Shareholders in banks quoted on the main and premium boards of the nation’s stock market reported a cumulative loss of about N92 billion during the month of March 2021 following massive profit taking and negative sentiments for concerns about rising yields in the fixed income market.
Checks by New Telegraph revealed that the stocks recorded loss of N92 billion or 3.4 per cent to close at N2.614 trillion in market capitalisation on the last trading day of the month as against opening figure of N2.706 trillion at the beginning of trading on March 1, 2021.
Analysts attributed the drop in the indices to profit taking by investors, saying the trend may be sustained as investors continue to leverage the appreciation recorded in the month of January. Investment analysts explained that apart from the rising yields in fixed income, profit taking by investors also played a part in dragging the local bourse down.
David Adonri, Managing Director/CEO, Highcap Securities, explained that the equities market responds to macroeconomic realities, saying: “Declining yield in debt and high macroeconomic liquidity drove the equities market up in January, but in February, the situation is different.”
Though he said that the main driver was now corpo- rate disclosures, he asserted that many investors are apprehensive that corporate fundamentals may not justify the rally in equities. He said: “As a result, investors are adopting defensive strategies until proved otherwise by stocks, which will meet or surpass expectations.”
He observed that the market may also be experiencing some correction, arguing that the last appreciation was too excessive.”
Speaking in the same vein, Mallam Garba Kurfi, Managing Director/CEO, APT Securities and Fund, attributed the bearish trend to profit taking activities, saying that February had eroded gains made in January in the last three consecutive years in 2019, 2020 and now 2021, despite changes made by the Nigerian Stock Exchange (NSE) in its financial reports filing rule where companies are made to release their management account for the fourth quarter before declaration of audited accounts.

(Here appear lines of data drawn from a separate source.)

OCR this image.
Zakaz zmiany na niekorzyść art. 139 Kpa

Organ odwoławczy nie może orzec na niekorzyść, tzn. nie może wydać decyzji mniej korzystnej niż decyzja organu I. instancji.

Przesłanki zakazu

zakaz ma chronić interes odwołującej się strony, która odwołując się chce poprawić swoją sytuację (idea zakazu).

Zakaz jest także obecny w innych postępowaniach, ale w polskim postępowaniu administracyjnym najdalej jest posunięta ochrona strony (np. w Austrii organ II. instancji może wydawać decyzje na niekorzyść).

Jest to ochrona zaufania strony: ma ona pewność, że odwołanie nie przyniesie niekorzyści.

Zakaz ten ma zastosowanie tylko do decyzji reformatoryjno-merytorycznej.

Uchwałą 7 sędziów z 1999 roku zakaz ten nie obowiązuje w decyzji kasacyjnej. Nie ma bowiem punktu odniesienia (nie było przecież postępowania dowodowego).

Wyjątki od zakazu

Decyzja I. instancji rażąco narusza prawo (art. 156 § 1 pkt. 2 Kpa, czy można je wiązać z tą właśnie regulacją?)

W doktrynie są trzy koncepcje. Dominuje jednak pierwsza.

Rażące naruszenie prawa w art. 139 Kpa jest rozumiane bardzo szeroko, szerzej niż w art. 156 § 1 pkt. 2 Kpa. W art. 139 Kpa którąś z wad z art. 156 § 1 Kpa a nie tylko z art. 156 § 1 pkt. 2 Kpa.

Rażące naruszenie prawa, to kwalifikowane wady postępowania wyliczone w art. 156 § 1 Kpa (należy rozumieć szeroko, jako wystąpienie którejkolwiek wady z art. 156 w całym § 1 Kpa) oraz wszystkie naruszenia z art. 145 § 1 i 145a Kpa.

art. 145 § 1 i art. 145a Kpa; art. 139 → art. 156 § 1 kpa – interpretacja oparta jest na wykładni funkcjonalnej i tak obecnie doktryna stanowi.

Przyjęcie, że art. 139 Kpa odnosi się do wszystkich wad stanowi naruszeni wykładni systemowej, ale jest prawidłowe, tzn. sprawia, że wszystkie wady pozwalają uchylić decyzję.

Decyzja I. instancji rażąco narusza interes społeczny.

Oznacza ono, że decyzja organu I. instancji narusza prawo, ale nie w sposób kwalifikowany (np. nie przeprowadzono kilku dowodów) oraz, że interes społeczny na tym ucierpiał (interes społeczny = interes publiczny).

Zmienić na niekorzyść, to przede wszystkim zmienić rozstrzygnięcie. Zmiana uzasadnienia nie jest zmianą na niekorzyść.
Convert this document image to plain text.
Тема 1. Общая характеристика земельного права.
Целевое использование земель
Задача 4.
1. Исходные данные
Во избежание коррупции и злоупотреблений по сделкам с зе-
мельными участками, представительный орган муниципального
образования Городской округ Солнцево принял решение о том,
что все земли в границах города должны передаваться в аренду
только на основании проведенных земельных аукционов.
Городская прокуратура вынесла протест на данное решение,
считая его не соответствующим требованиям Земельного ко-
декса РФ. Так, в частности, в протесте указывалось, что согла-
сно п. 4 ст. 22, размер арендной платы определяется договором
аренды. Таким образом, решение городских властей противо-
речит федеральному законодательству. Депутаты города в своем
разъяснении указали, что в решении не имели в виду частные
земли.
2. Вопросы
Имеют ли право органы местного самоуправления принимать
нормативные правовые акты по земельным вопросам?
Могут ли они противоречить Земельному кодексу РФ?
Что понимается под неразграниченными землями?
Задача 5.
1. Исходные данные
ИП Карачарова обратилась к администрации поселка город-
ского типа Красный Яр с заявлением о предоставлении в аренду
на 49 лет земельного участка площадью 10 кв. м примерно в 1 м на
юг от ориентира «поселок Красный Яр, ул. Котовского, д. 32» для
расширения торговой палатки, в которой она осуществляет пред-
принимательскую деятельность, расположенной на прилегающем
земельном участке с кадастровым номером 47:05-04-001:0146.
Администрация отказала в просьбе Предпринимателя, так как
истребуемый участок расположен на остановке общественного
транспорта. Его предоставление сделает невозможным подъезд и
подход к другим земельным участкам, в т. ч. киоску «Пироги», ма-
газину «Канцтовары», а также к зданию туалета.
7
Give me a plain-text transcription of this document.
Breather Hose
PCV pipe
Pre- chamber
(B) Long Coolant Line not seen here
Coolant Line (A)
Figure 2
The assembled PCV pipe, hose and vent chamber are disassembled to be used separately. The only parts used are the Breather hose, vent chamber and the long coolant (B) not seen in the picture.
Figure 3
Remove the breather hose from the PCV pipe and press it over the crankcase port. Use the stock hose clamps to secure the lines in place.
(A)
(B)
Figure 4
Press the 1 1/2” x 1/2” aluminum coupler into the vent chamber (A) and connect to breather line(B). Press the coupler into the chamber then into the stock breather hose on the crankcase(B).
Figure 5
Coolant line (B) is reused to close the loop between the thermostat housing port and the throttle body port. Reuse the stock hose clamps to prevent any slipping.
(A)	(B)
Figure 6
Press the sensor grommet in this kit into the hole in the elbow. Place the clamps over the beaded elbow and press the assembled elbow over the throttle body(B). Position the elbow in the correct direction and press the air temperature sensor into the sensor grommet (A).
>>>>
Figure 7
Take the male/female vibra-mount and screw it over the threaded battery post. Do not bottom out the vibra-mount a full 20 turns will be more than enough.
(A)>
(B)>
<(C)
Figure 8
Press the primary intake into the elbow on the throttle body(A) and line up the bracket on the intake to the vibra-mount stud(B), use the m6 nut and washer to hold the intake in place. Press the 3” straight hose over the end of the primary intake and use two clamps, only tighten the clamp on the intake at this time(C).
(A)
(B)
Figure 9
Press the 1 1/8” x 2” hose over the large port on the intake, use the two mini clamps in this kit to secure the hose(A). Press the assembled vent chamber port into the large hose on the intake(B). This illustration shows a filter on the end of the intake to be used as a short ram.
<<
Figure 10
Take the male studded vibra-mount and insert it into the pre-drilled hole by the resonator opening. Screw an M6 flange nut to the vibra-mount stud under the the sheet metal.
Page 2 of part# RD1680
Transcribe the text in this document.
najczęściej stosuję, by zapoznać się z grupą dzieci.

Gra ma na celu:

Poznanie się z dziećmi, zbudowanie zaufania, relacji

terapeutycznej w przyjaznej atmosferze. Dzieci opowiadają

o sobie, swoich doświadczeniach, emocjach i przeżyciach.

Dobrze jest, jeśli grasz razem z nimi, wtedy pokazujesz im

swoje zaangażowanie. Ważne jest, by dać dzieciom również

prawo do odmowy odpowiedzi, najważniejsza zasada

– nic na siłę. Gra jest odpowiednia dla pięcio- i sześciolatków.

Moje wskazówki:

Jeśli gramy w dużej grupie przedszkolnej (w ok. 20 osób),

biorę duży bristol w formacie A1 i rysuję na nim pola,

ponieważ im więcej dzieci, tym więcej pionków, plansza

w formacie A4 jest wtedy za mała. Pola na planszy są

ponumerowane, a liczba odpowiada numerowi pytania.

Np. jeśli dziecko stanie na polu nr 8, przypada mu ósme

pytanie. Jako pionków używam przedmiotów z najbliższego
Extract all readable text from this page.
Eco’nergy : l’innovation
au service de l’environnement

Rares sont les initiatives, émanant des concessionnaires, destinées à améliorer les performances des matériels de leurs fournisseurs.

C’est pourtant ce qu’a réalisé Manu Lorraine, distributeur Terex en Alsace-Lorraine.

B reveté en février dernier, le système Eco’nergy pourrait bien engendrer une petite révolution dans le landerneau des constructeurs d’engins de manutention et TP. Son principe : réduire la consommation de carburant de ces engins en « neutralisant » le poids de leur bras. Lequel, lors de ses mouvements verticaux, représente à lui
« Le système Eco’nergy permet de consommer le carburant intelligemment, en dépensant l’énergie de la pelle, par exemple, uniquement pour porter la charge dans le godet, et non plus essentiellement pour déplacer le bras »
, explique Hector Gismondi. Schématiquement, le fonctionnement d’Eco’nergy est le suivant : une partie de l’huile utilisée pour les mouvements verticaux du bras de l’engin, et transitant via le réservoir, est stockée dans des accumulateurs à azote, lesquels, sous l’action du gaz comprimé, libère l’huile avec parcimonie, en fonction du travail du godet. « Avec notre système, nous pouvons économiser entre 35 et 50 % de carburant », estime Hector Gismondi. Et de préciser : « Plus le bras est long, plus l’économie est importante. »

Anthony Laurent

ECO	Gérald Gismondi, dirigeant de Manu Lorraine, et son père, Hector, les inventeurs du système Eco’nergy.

Agreeing with them, Mrs. Toyin Sanni, Group CEO, Emerging Africa Capital Group, said: “The increasingly attractive yields in the fixed income market were definitely a huge factor in the downturn of the equity market.
The next most important factor is profit taking. “Considering that the NSE was the best performing stock market in the world in the year 2020, it is only natural that investors will begin to realise some of their profits.
“Also, the release of not-soimpressive companies’ full year performance reports for 2020 characterized by COVID-19 is also a major factor.”